Should you rush to upgrade?

If you are currently running Windows XP or Vista and really want that new Operating System smell, I’ll say you are probably better off buying a new machine with Windows 10 already on it. Microsoft is not offering it you free if you have one of these older versions of Windows and your hardware probably won’t run it all that great anyway without some tinkering.

If you are currently running Windows 7, I will paraphrase the late Charlton Heston and say you will take away my Windows 7 “From my cold dead hands!” I’m sorry but Win 7 is still the one to beat. It’s stable, familiar, and looks like it will be the last to look and feel like the Windows we have grown accustomed to these past 20 years. I recently read that the percentage of PCs running Windows 7 actually went up during Windows 8’s tenure. That’s funny.
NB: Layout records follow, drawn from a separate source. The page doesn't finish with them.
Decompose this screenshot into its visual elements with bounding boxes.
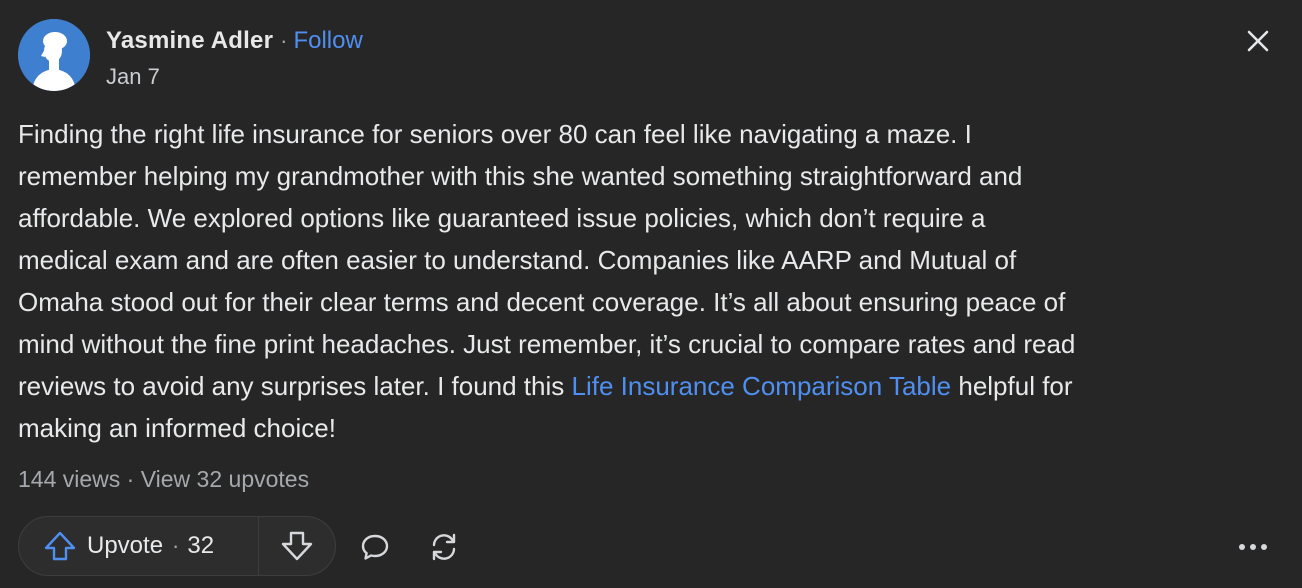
arrow-down-icon bbox=[281, 531, 313, 561]
repost-icon bbox=[432, 533, 456, 561]
comparison-table-link[interactable]: Life Insurance Comparison Table bbox=[572, 371, 952, 401]
post-card: Yasmine Adler · Follow Jan 7 Finding the… bbox=[0, 0, 1302, 588]
person-silhouette-icon bbox=[18, 19, 90, 91]
post-body: Finding the right life insurance for sen… bbox=[18, 113, 1290, 449]
view-upvotes-link[interactable]: View 32 upvotes bbox=[141, 466, 309, 492]
post-body-line: remember helping my grandmother with thi… bbox=[18, 161, 1023, 191]
views-count: 144 views bbox=[18, 466, 121, 492]
comment-bubble-icon bbox=[361, 534, 389, 560]
arrow-up-icon bbox=[44, 531, 76, 561]
post-body-line: Finding the right life insurance for sen… bbox=[18, 119, 972, 149]
close-icon bbox=[1247, 30, 1269, 52]
upvote-label: Upvote bbox=[87, 532, 164, 559]
post-body-line: making an informed choice! bbox=[18, 413, 336, 443]
post-body-line: affordable. We explored options like gua… bbox=[18, 203, 986, 233]
post-date[interactable]: Jan 7 bbox=[106, 64, 160, 90]
post-body-line: medical exam and are often easier to und… bbox=[18, 245, 1017, 275]
follow-button[interactable]: Follow bbox=[293, 27, 362, 55]
post-stats: 144 views · View 32 upvotes bbox=[18, 466, 309, 493]
more-horizontal-icon bbox=[1239, 544, 1267, 550]
more-options-button[interactable] bbox=[1230, 524, 1276, 570]
upvote-separator: · bbox=[172, 533, 180, 558]
author-separator: · bbox=[280, 28, 288, 53]
post-body-line: Omaha stood out for their clear terms an… bbox=[18, 287, 1066, 317]
close-button[interactable] bbox=[1238, 21, 1278, 61]
downvote-button[interactable] bbox=[259, 517, 335, 575]
post-body-line-with-link: reviews to avoid any surprises later. I … bbox=[18, 365, 1290, 407]
author-avatar[interactable] bbox=[18, 19, 90, 91]
stats-separator: · bbox=[126, 466, 135, 492]
author-line: Yasmine Adler · Follow bbox=[106, 25, 363, 57]
author-name[interactable]: Yasmine Adler bbox=[106, 27, 273, 55]
post-body-line: mind without the fine print headaches. J… bbox=[18, 329, 1076, 359]
comment-button[interactable] bbox=[352, 524, 398, 570]
repost-button[interactable] bbox=[421, 524, 467, 570]
post-body-text: reviews to avoid any surprises later. I … bbox=[18, 371, 572, 401]
upvote-count: 32 bbox=[187, 532, 215, 559]
upvote-button[interactable]: Upvote · 32 bbox=[19, 517, 259, 575]
post-body-text: helpful for bbox=[951, 371, 1073, 401]
vote-group: Upvote · 32 bbox=[18, 516, 336, 576]
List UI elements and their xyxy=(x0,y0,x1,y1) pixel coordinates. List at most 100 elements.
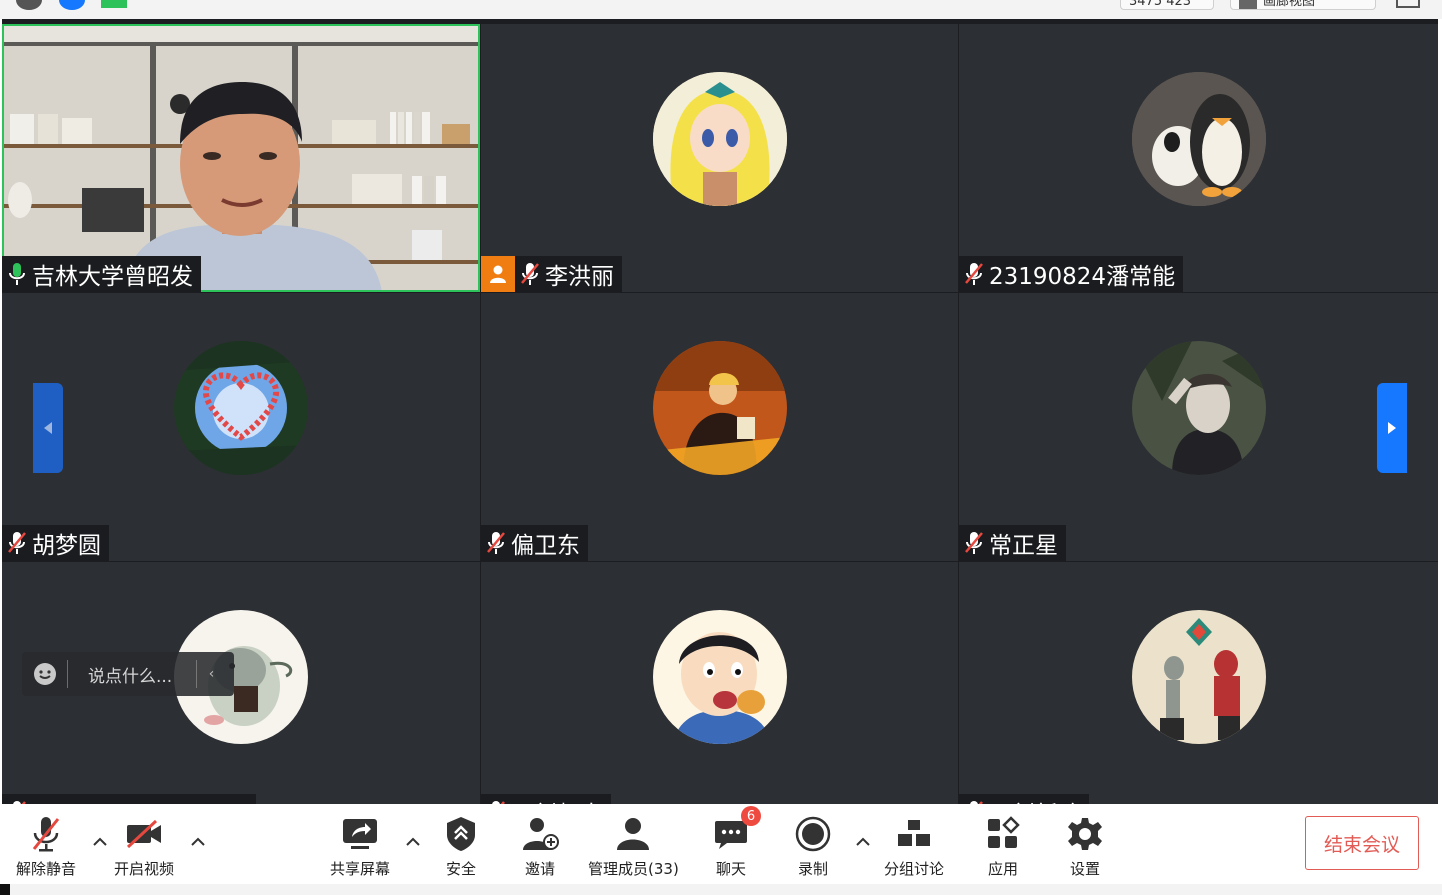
avatar xyxy=(1131,72,1266,206)
avatar xyxy=(1131,610,1266,744)
record-label: 录制 xyxy=(797,860,828,878)
title-bar: 3475 423 画廊视图 xyxy=(0,0,1442,19)
apps-label: 应用 xyxy=(987,860,1018,878)
chat-label: 聊天 xyxy=(715,860,746,878)
window-bottom-edge xyxy=(0,884,1442,895)
participant-name-bar: 偏卫东 xyxy=(481,525,588,561)
participant-name: 6-刘新政 xyxy=(989,795,1081,804)
collapse-chat-button[interactable]: ‹ xyxy=(196,660,226,688)
unread-badge: 6 xyxy=(741,806,761,826)
mic-muted-icon xyxy=(24,812,68,856)
participant-tile[interactable]: 胡梦圆 xyxy=(2,293,480,561)
apps-icon xyxy=(981,812,1025,856)
chat-button[interactable]: 6 聊天 xyxy=(709,806,761,879)
breakout-icon xyxy=(892,812,936,856)
host-badge xyxy=(481,256,515,292)
chat-input[interactable]: 说点什么... ‹ xyxy=(22,652,234,696)
chat-placeholder: 说点什么... xyxy=(88,666,173,687)
participant-tile[interactable]: 吉林大学曾昭发 xyxy=(2,24,480,292)
share-screen-button[interactable]: 共享屏幕 xyxy=(330,812,390,879)
participant-name: 6-刘凯東 xyxy=(511,795,603,804)
chevron-up-icon[interactable] xyxy=(855,834,871,850)
mic-muted-icon xyxy=(8,532,26,554)
security-button[interactable]: 安全 xyxy=(439,812,483,879)
meeting-id-text: 3475 423 xyxy=(1129,0,1192,9)
mic-muted-icon xyxy=(521,263,539,285)
mic-muted-icon xyxy=(487,532,505,554)
chevron-left-icon xyxy=(44,422,52,434)
unmute-button[interactable]: 解除静音 xyxy=(16,812,76,879)
participant-name-bar: 6-刘凯東 xyxy=(481,794,611,804)
view-label: 画廊视图 xyxy=(1263,0,1316,9)
participant-name-bar: 6-2222011 9王思强 xyxy=(2,794,257,804)
participant-video xyxy=(2,24,480,292)
info-icon[interactable] xyxy=(16,0,42,10)
participant-name-bar: 吉林大学曾昭发 xyxy=(2,256,201,292)
participant-tile[interactable]: 李洪丽 xyxy=(481,24,958,292)
gallery-icon xyxy=(1239,0,1257,9)
share-screen-icon xyxy=(338,812,382,856)
invite-button[interactable]: 邀请 xyxy=(518,812,562,879)
invite-label: 邀请 xyxy=(524,860,555,878)
signal-icon[interactable] xyxy=(101,0,127,8)
next-page-button[interactable] xyxy=(1377,383,1407,473)
host-person-icon xyxy=(490,265,506,283)
breakout-label: 分组讨论 xyxy=(884,860,945,878)
participant-name-bar: 胡梦圆 xyxy=(2,525,109,561)
avatar xyxy=(1131,341,1266,475)
shield-check-icon[interactable] xyxy=(59,0,85,10)
video-off-icon xyxy=(122,812,166,856)
record-icon xyxy=(791,812,835,856)
participant-name: 胡梦圆 xyxy=(32,533,101,559)
chevron-right-icon xyxy=(1388,422,1396,434)
emoji-button[interactable] xyxy=(22,660,68,688)
gear-icon xyxy=(1063,812,1107,856)
avatar xyxy=(652,610,787,744)
participant-name: 23190824潘常能 xyxy=(989,264,1176,290)
meeting-window: 3475 423 画廊视图 吉林大学曾昭发 李洪丽 23190824潘常能 胡梦… xyxy=(0,0,1442,895)
settings-label: 设置 xyxy=(1069,860,1100,878)
emoji-icon xyxy=(33,663,56,685)
mic-on-icon xyxy=(9,263,25,285)
members-icon xyxy=(611,812,655,856)
meeting-id-button[interactable]: 3475 423 xyxy=(1120,0,1214,10)
chevron-up-icon[interactable] xyxy=(190,834,206,850)
corner-marker xyxy=(0,884,10,895)
participant-tile[interactable]: 23190824潘常能 xyxy=(959,24,1438,292)
avatar xyxy=(174,341,308,475)
end-meeting-button[interactable]: 结束会议 xyxy=(1305,816,1419,870)
participant-name-bar: 23190824潘常能 xyxy=(959,256,1184,292)
participant-tile[interactable]: 偏卫东 xyxy=(481,293,958,561)
start-video-label: 开启视频 xyxy=(114,860,175,878)
share-screen-label: 共享屏幕 xyxy=(330,860,391,878)
participant-name: 常正星 xyxy=(989,533,1058,559)
participant-name: 吉林大学曾昭发 xyxy=(32,264,193,290)
participant-tile[interactable]: 6-刘凯東 xyxy=(481,562,958,804)
avatar xyxy=(652,341,787,475)
add-user-icon xyxy=(518,812,562,856)
mic-muted-icon xyxy=(965,532,983,554)
prev-page-button[interactable] xyxy=(33,383,63,473)
participant-name-bar: 常正星 xyxy=(959,525,1066,561)
chevron-up-icon[interactable] xyxy=(405,834,421,850)
manage-members-button[interactable]: 管理成员(33) xyxy=(588,812,679,879)
security-label: 安全 xyxy=(445,860,476,878)
apps-button[interactable]: 应用 xyxy=(981,812,1025,879)
participant-name: 李洪丽 xyxy=(545,264,614,290)
chevron-up-icon[interactable] xyxy=(92,834,108,850)
unmute-label: 解除静音 xyxy=(16,860,77,878)
fullscreen-icon[interactable] xyxy=(1396,0,1420,8)
manage-members-label: 管理成员(33) xyxy=(588,860,679,878)
participant-tile[interactable]: 6-刘新政 xyxy=(959,562,1438,804)
view-switch-button[interactable]: 画廊视图 xyxy=(1230,0,1376,10)
mic-muted-icon xyxy=(965,263,983,285)
record-button[interactable]: 录制 xyxy=(791,812,835,879)
participant-tile[interactable]: 常正星 xyxy=(959,293,1438,561)
start-video-button[interactable]: 开启视频 xyxy=(114,812,174,879)
participant-name-bar: 6-刘新政 xyxy=(959,794,1089,804)
participant-name: 6-2222011 9王思强 xyxy=(32,795,248,804)
participant-name: 偏卫东 xyxy=(511,533,580,559)
shield-icon xyxy=(439,812,483,856)
settings-button[interactable]: 设置 xyxy=(1063,812,1107,879)
breakout-rooms-button[interactable]: 分组讨论 xyxy=(884,812,944,879)
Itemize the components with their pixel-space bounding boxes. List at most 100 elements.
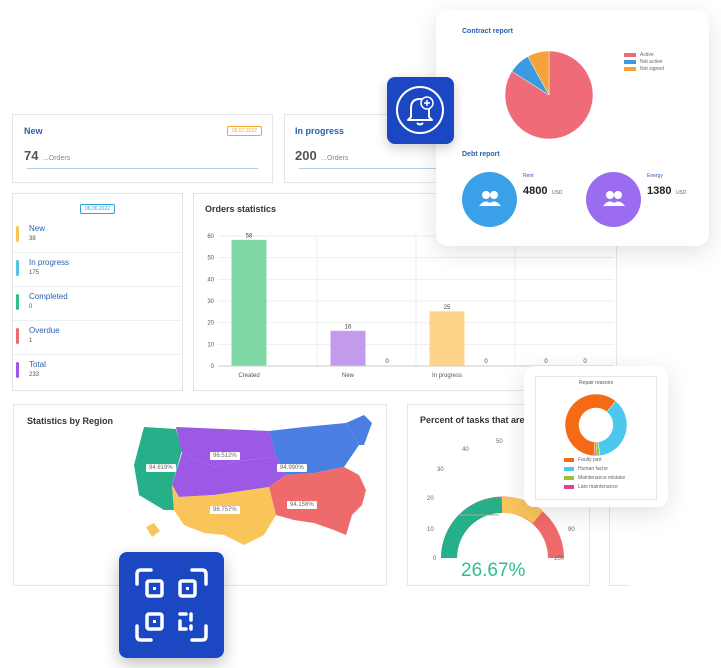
bar <box>330 330 366 367</box>
status-color-bar <box>16 362 19 378</box>
debt-report-title: Debt report <box>462 151 500 158</box>
legend-item: Faulty part <box>564 457 602 463</box>
count-value: 200 <box>295 148 317 163</box>
repair-donut-chart <box>564 393 628 457</box>
gauge-tick: 20 <box>427 496 434 502</box>
gauge-tick: 90 <box>568 527 575 533</box>
gauge-tick: 10 <box>427 527 434 533</box>
bar-value-label: 0 <box>544 359 548 365</box>
bell-plus-icon <box>396 86 444 134</box>
region-value-label: 94.158% <box>287 501 317 509</box>
bar-value-label: 0 <box>484 359 488 365</box>
count-value: 74 <box>24 148 39 163</box>
contract-pie-chart <box>504 50 594 140</box>
gauge-progress <box>441 497 503 559</box>
legend-label: Human factor <box>578 466 609 472</box>
contract-report-title: Contract report <box>462 28 513 35</box>
qr-scan-button[interactable] <box>119 552 224 658</box>
status-label: New <box>29 224 46 233</box>
date-badge: 06.07.2022 <box>226 126 262 136</box>
status-label: Total <box>29 360 46 369</box>
repair-reasons-card: Repair reasons Faulty part Human factor … <box>524 366 668 507</box>
add-notification-button[interactable] <box>387 77 454 144</box>
x-tick-label: In progress <box>432 373 462 379</box>
y-tick-label: 20 <box>207 321 214 327</box>
in-progress-title: In progress <box>295 126 345 136</box>
gauge-value: 26.67% <box>461 560 526 581</box>
status-item-new[interactable]: New 38 <box>13 218 181 253</box>
legend-label: Not active <box>640 59 663 65</box>
y-tick-label: 0 <box>211 364 215 370</box>
region-value-label: 96.512% <box>210 452 240 460</box>
rent-label: Rent <box>523 173 534 179</box>
status-label: In progress <box>29 258 70 267</box>
legend-label: Faulty part <box>578 457 602 463</box>
legend-item: Active <box>624 52 654 58</box>
count-suffix: ...Orders <box>42 155 71 162</box>
repair-reasons-title: Repair reasons <box>579 380 613 386</box>
underline <box>299 168 453 169</box>
region-southeast <box>269 467 366 535</box>
status-value: 38 <box>29 236 36 242</box>
status-color-bar <box>16 260 19 276</box>
legend-item: Late maintenance <box>564 484 618 490</box>
date-badge: 06.06.2022 <box>80 204 116 214</box>
users-icon <box>603 191 625 206</box>
status-value: 175 <box>29 270 40 276</box>
status-value: 0 <box>29 304 33 310</box>
qr-code-icon <box>135 568 208 642</box>
currency: USD <box>551 190 563 196</box>
status-value: 233 <box>29 372 40 378</box>
underline <box>27 168 258 169</box>
energy-label: Energy <box>647 173 663 179</box>
energy-amount: 1380 USD <box>647 181 687 199</box>
x-tick-label: Created <box>238 373 259 379</box>
y-tick-label: 30 <box>207 299 214 305</box>
amount-value: 1380 <box>647 185 672 197</box>
y-tick-label: 10 <box>207 342 214 348</box>
status-item-total[interactable]: Total 233 <box>13 354 181 388</box>
users-icon <box>479 191 501 206</box>
new-orders-count: 74 ...Orders <box>24 147 70 165</box>
y-tick-label: 60 <box>207 234 214 240</box>
region-value-label: 96.757% <box>210 506 240 514</box>
bar <box>429 311 465 367</box>
status-item-in-progress[interactable]: In progress 175 <box>13 252 181 287</box>
rent-amount: 4800 USD <box>523 181 563 199</box>
region-value-label: 94.619% <box>146 464 176 472</box>
legend-item: Human factor <box>564 466 608 472</box>
bar-value-label: 0 <box>583 359 587 365</box>
legend-label: Late maintenance <box>578 484 618 490</box>
in-progress-count: 200 ...Orders <box>295 147 348 165</box>
gauge-tick: 50 <box>496 439 503 445</box>
y-tick-label: 50 <box>207 256 214 262</box>
bar-value-label: 58 <box>246 233 253 239</box>
repair-reasons-inner: Repair reasons Faulty part Human factor … <box>535 376 657 500</box>
status-panel: 06.06.2022 New 38 In progress 175 Comple… <box>12 193 183 391</box>
status-label: Completed <box>29 292 68 301</box>
currency: USD <box>675 190 687 196</box>
bar-value-label: 25 <box>444 305 451 311</box>
gauge-tick: 30 <box>437 467 444 473</box>
bar-value-label: 16 <box>345 324 352 330</box>
bar <box>231 239 267 367</box>
legend-item: Maintenance mistake <box>564 475 625 481</box>
status-label: Overdue <box>29 326 60 335</box>
new-orders-card[interactable]: New 06.07.2022 74 ...Orders <box>12 114 273 183</box>
gauge-tick: 40 <box>462 447 469 453</box>
rent-icon[interactable] <box>462 172 517 227</box>
status-value: 1 <box>29 338 33 344</box>
status-color-bar <box>16 226 19 242</box>
new-orders-title: New <box>24 126 43 136</box>
y-tick-label: 40 <box>207 277 214 283</box>
status-item-completed[interactable]: Completed 0 <box>13 286 181 321</box>
status-color-bar <box>16 294 19 310</box>
gauge-tick: 100 <box>554 556 565 562</box>
status-color-bar <box>16 328 19 344</box>
region-hawaii <box>146 523 160 537</box>
x-tick-label: New <box>342 373 355 379</box>
energy-icon[interactable] <box>586 172 641 227</box>
status-item-overdue[interactable]: Overdue 1 <box>13 320 181 355</box>
legend-item: Not signed <box>624 66 664 72</box>
legend-label: Not signed <box>640 66 664 72</box>
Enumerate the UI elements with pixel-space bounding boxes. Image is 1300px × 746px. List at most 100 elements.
If you are currently running Windows 8 or 8.1, I would say let some other folks run the upgrade to 10 first and let’s see how it goes. There are sure to be some bugs to work out and the only thing worse than running a crummy OS is to have an upgrade go bad and be left with a fancy paperweight on your desk.

Final thoughts…

Without Windows 8 to make 10 seem good, the conversation about 10 would be more like “Why did they make Windows 7 worse?”

You see, at the end of the day Windows 10 to me is a played up attempt to “fix” Windows 8. There’s really not much new here to make it stand out other than it’s not as bad as 8. It’s unfortunate when the thrust of your “innovation” is mostly backpedaling from the version before. Oh well, while Microsoft crawdaddys into the future, I’ll wait to see what they have come up with next year after I hunt down one of those elusive meat-ish sandwiches with a McFlurry chaser.